Global engineering technologies company Renishaw
has collaborated with Wales-based bespoke bike manufacturer Atherton Bikes
, to help develop its in-house additive manufacturing (AM) processes and develop more durable, World Cup winning bikes.
The Atherton family, founders of Atherton Bikes, are World Championship-winning mountain bikers who use their own bikes to race in downhill mountain biking competitions. The family has won three World Cups on their own bikes and are haressing their collective expertise to produce a range of bespoke mountain bikes that are used internationally.

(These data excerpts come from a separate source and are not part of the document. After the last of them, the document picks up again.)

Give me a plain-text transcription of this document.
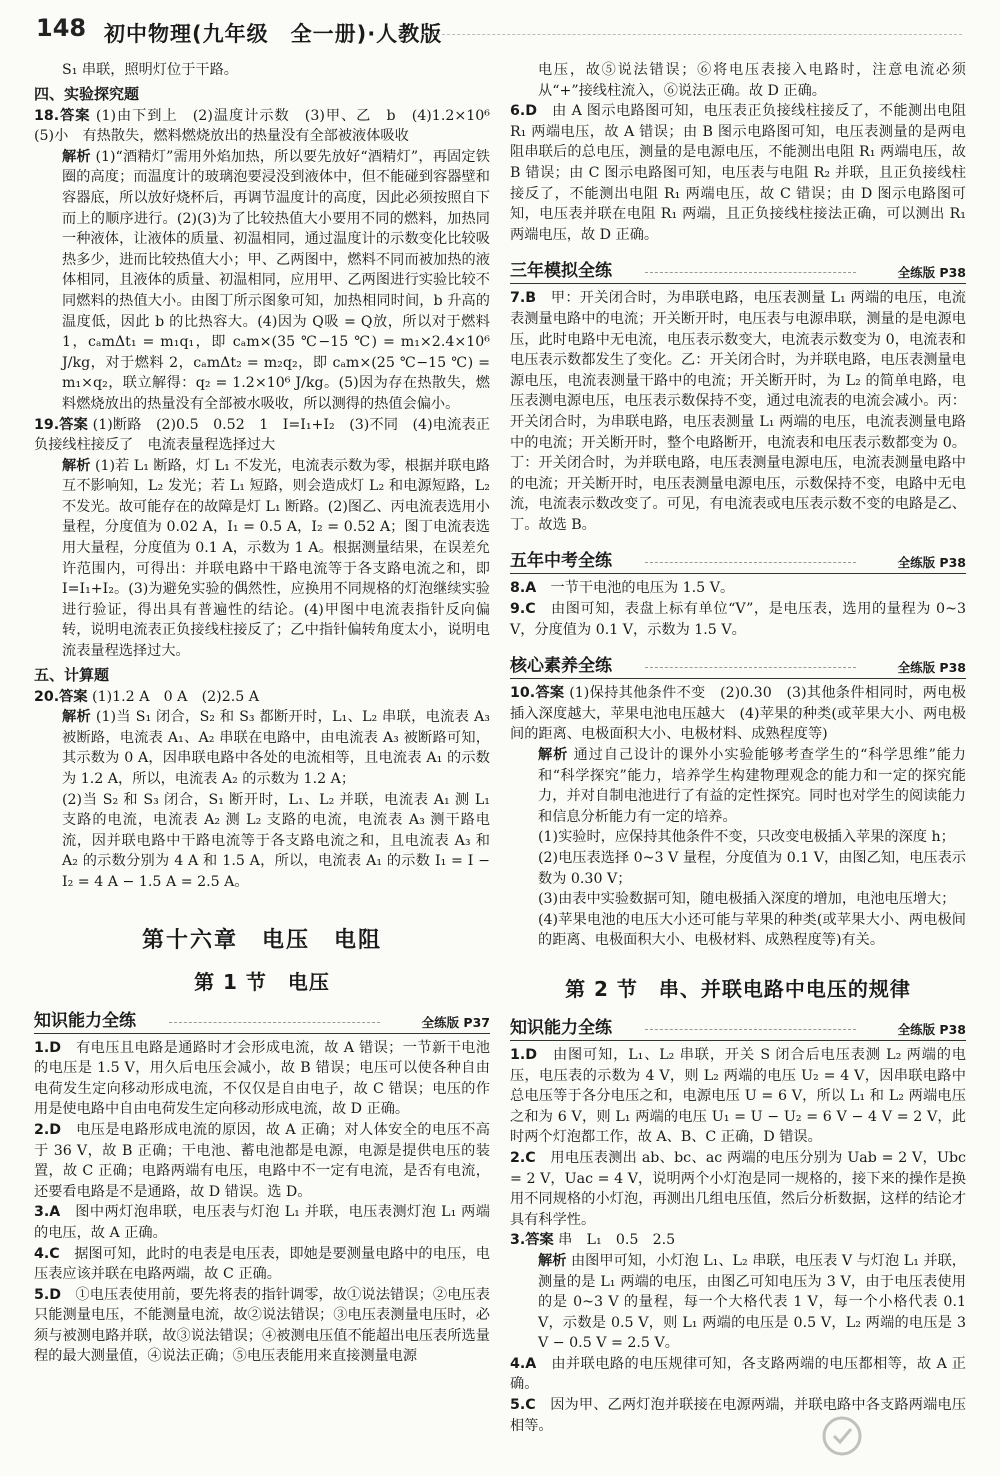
148 初中物理(九年级　全一册)·人教版

S₁ 串联，照明灯位于干路。

四、实验探究题

18.答案 (1)由下到上　(2)温度计示数　(3)甲、乙　b　(4)1.2×10⁶　(5)小　有热散失，燃料燃烧放出的热量没有全部被液体吸收

解析 (1)“酒精灯”需用外焰加热，所以要先放好“酒精灯”，再固定铁圈的高度；而温度计的玻璃泡要浸没到液体中，但不能碰到容器壁和容器底，所以放好烧杯后，再调节温度计的高度，因此必须按照自下而上的顺序进行。(2)(3)为了比较热值大小要用不同的燃料，加热同一种液体，让液体的质量、初温相同，通过温度计的示数变化比较吸热多少，进而比较热值大小；甲、乙两图中，燃料不同而被加热的液体相同，且液体的质量、初温相同，应用甲、乙两图进行实验比较不同燃料的热值大小。由图丁所示图象可知，加热相同时间，b 升高的温度低，因此 b 的比热容大。(4)因为 Q吸 = Q放，所以对于燃料 1，cₐmΔt₁ = m₁q₁，即 cₐm×(35 ℃−15 ℃) = m₁×2.4×10⁶ J/kg，对于燃料 2，cₐmΔt₂ = m₂q₂，即 cₐm×(25 ℃−15 ℃) = m₁×q₂，联立解得：q₂ = 1.2×10⁶ J/kg。(5)因为存在热散失，燃料燃烧放出的热量没有全部被水吸收，所以测得的热值会偏小。

19.答案 (1)断路　(2)0.5　0.52　1　I=I₁+I₂　(3)不同　(4)电流表正负接线柱接反了　电流表量程选择过大

解析 (1)若 L₁ 断路，灯 L₁ 不发光，电流表示数为零，根据并联电路互不影响知，L₂ 发光；若 L₁ 短路，则会造成灯 L₂ 和电源短路，L₂ 不发光。故可能存在的故障是灯 L₁ 断路。(2)图乙、丙电流表选用小量程，分度值为 0.02 A，I₁ = 0.5 A，I₂ = 0.52 A；图丁电流表选用大量程，分度值为 0.1 A，示数为 1 A。根据测量结果，在误差允许范围内，可得出：并联电路中干路电流等于各支路电流之和，即 I=I₁+I₂。(3)为避免实验的偶然性，应换用不同规格的灯泡继续实验进行验证，得出具有普遍性的结论。(4)甲图中电流表指针反向偏转，说明电流表正负接线柱接反了；乙中指针偏转角度太小，说明电流表量程选择过大。

五、计算题

20.答案 (1)1.2 A　0 A　(2)2.5 A

解析 (1)当 S₁ 闭合，S₂ 和 S₃ 都断开时，L₁、L₂ 串联，电流表 A₃ 被断路，电流表 A₁、A₂ 串联在电路中，由电流表 A₃ 被断路可知，其示数为 0 A，因串联电路中各处的电流相等，且电流表 A₁ 的示数为 1.2 A，所以，电流表 A₂ 的示数为 1.2 A；

(2)当 S₂ 和 S₃ 闭合，S₁ 断开时，L₁、L₂ 并联，电流表 A₁ 测 L₁ 支路的电流，电流表 A₂ 测 L₂ 支路的电流，电流表 A₃ 测干路电流，因并联电路中干路电流等于各支路电流之和，且电流表 A₃ 和 A₂ 的示数分别为 4 A 和 1.5 A，所以，电流表 A₁ 的示数 I₁ = I − I₂ = 4 A − 1.5 A = 2.5 A。

第十六章　电压　电阻
第 1 节　电压
知识能力全练	全练版 P37

1.D　 有电压且电路是通路时才会形成电流，故 A 错误；一节新干电池的电压是 1.5 V，用久后电压会减小，故 B 错误；电压可以使各种自由电荷发生定向移动形成电流，不仅仅是自由电子，故 C 错误；电压的作用是使电路中自由电荷发生定向移动形成电流，故 D 正确。

2.D　 电压是电路形成电流的原因，故 A 正确；对人体安全的电压不高于 36 V，故 B 正确；干电池、蓄电池都是电源，电源是提供电压的装置，故 C 正确；电路两端有电压，电路中不一定有电流，是否有电流，还要看电路是不是通路，故 D 错误。选 D。

3.A　 图中两灯泡串联，电压表与灯泡 L₁ 并联，电压表测灯泡 L₁ 两端的电压，故 A 正确。

4.C　 据图可知，此时的电表是电压表，即她是要测量电路中的电压，电压表应该并联在电路两端，故 C 正确。

5.D　 ①电压表使用前，要先将表的指针调零，故①说法错误；②电压表只能测量电压，不能测量电流，故②说法错误；③电压表测量电压时，必须与被测电路并联，故③说法错误；④被测电压值不能超出电压表所选量程的最大测量值，④说法正确；⑤电压表能用来直接测量电源

电压，故⑤说法错误；⑥将电压表接入电路时，注意电流必须从“+”接线柱流入，⑥说法正确。故 D 正确。

6.D　 由 A 图示电路图可知，电压表正负接线柱接反了，不能测出电阻 R₁ 两端电压，故 A 错误；由 B 图示电路图可知，电压表测量的是两电阻串联后的总电压，测量的是电源电压，不能测出电阻 R₁ 两端电压，故 B 错误；由 C 图示电路图可知，电压表与电阻 R₂ 并联，且正负接线柱接反了，不能测出电阻 R₁ 两端电压，故 C 错误；由 D 图示电路图可知，电压表并联在电阻 R₁ 两端，且正负接线柱接法正确，可以测出 R₁ 两端电压，故 D 正确。

三年模拟全练	全练版 P38

7.B　 甲：开关闭合时，为串联电路，电压表测量 L₁ 两端的电压，电流表测量电路中的电流；开关断开时，电压表与电源串联，测量的是电源电压，此时电路中无电流，电压表示数变大，电流表示数变为 0，电流表和电压表示数都发生了变化。乙：开关闭合时，为并联电路，电压表测量电源电压，电流表测量干路中的电流；开关断开时，为 L₂ 的简单电路，电压表测电源电压，电压表示数保持不变，通过电流表的电流会减小。丙：开关闭合时，为串联电路，电压表测量 L₁ 两端的电压，电流表测量电路中的电流；开关断开时，整个电路断开，电流表和电压表示数都变为 0。丁：开关闭合时，为并联电路，电压表测量电源电压，电流表测量电路中的电流；开关断开时，电压表测量电源电压，示数保持不变，电路中无电流，电流表示数改变了。可见，有电流表或电压表示数不变的电路是乙、丁。故选 B。

五年中考全练	全练版 P38

8.A　 一节干电池的电压为 1.5 V。

9.C　 由图可知，表盘上标有单位“V”，是电压表，选用的量程为 0~3 V，分度值为 0.1 V，示数为 1.5 V。

核心素养全练	全练版 P38

10.答案 (1)保持其他条件不变　(2)0.30　(3)其他条件相同时，两电极插入深度越大，苹果电池电压越大　(4)苹果的种类(或苹果大小、两电极间的距离、电极面积大小、电极材料、成熟程度等)

解析 通过自己设计的课外小实验能够考查学生的“科学思维”能力和“科学探究”能力，培养学生构建物理观念的能力和一定的探究能力，并对自制电池进行了有益的定性探究。同时也对学生的阅读能力和信息分析能力有一定的培养。

(1)实验时，应保持其他条件不变，只改变电极插入苹果的深度 h；

(2)电压表选择 0~3 V 量程，分度值为 0.1 V，由图乙知，电压表示数为 0.30 V；

(3)由表中实验数据可知，随电极插入深度的增加，电池电压增大；

(4)苹果电池的电压大小还可能与苹果的种类(或苹果大小、两电极间的距离、电极面积大小、电极材料、成熟程度等)有关。

第 2 节　串、并联电路中电压的规律
知识能力全练	全练版 P38

1.D　 由图可知，L₁、L₂ 串联，开关 S 闭合后电压表测 L₂ 两端的电压，电压表的示数为 4 V，则 L₂ 两端的电压 U₂ = 4 V，因串联电路中总电压等于各分电压之和，电源电压 U = 6 V，所以 L₁ 和 L₂ 两端电压之和为 6 V，则 L₁ 两端的电压 U₁ = U − U₂ = 6 V − 4 V = 2 V，此时两个灯泡都工作，故 A、B、C 正确，D 错误。

2.C　 用电压表测出 ab、bc、ac 两端的电压分别为 Uab = 2 V，Ubc = 2 V，Uac = 4 V，说明两个小灯泡是同一规格的，接下来的操作是换用不同规格的小灯泡，再测出几组电压值，然后分析数据，这样的结论才具有科学性。

3.答案 串　L₁　0.5　2.5

解析 由图甲可知，小灯泡 L₁、L₂ 串联，电压表 V 与灯泡 L₁ 并联，测量的是 L₁ 两端的电压，由图乙可知电压为 3 V，由于电压表使用的是 0~3 V 的量程，每一个大格代表 1 V，每一个小格代表 0.1 V，示数是 0.5 V，则 L₁ 两端的电压是 0.5 V，L₂ 两端的电压是 3 V − 0.5 V = 2.5 V。

4.A　 由并联电路的电压规律可知，各支路两端的电压都相等，故 A 正确。

5.C　 因为甲、乙两灯泡并联接在电源两端，并联电路中各支路两端电压相等。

Atherton is proudly located in Wales and wanted to give its customers the ability to test their new bikes on the Welsh mountains, which are a short drive from the office. To reduce part manufacturing time, Atherton Bikes has moved all manufacturing processes in-house. This includes additively manufacturing lightweight and robust lugs to reinforce joints between tubes and help distribute the stresses put on the bike in harsh terrain.Perfect solution
Dan Brown, co-founder of Atherton Bikes, said: “The small size of our office in Wales was a challenge, as most machines are produced to fit an industrial unit, so Renishaw’s experts suggested we opt for the RenAM 500Q,
“The machine’s compact size, high speed and build accuracy made it a perfect solution. With this machine we are able to keep up with the bespoke and high demand manufacturing requirements, especially during the busy race season. We are able to easily modify the lug design using computer aided design, allowing us to quickly produce bespoke lugs and reproduce them if necessary.
Mr Brown continued: “Renishaw has supported us throughout the process, from manufacturing parts before we invested in a machine to installation and staff training. Some of our colleagues were personally trained by the Renishaw engineer at New Mills who manufactured our parts himself. His specific knowledge about our production process allowed our staff to quickly adapt to in-house manufacturing after the training session.”
Bryan Austin, director of sales at Renishaw, said: “By investing in AM processes, Atherton has the design freedom to develop the best components for its bikes, something that was difficult to achieve using traditional casting methods. Casting using moulds does not lend itself to producing the bespoke parts that are required for Atherton’s customer. Casting also produces heavier parts because it cannot produce the internal honeycomb structure that allows 3-D printed parts to be lighter.”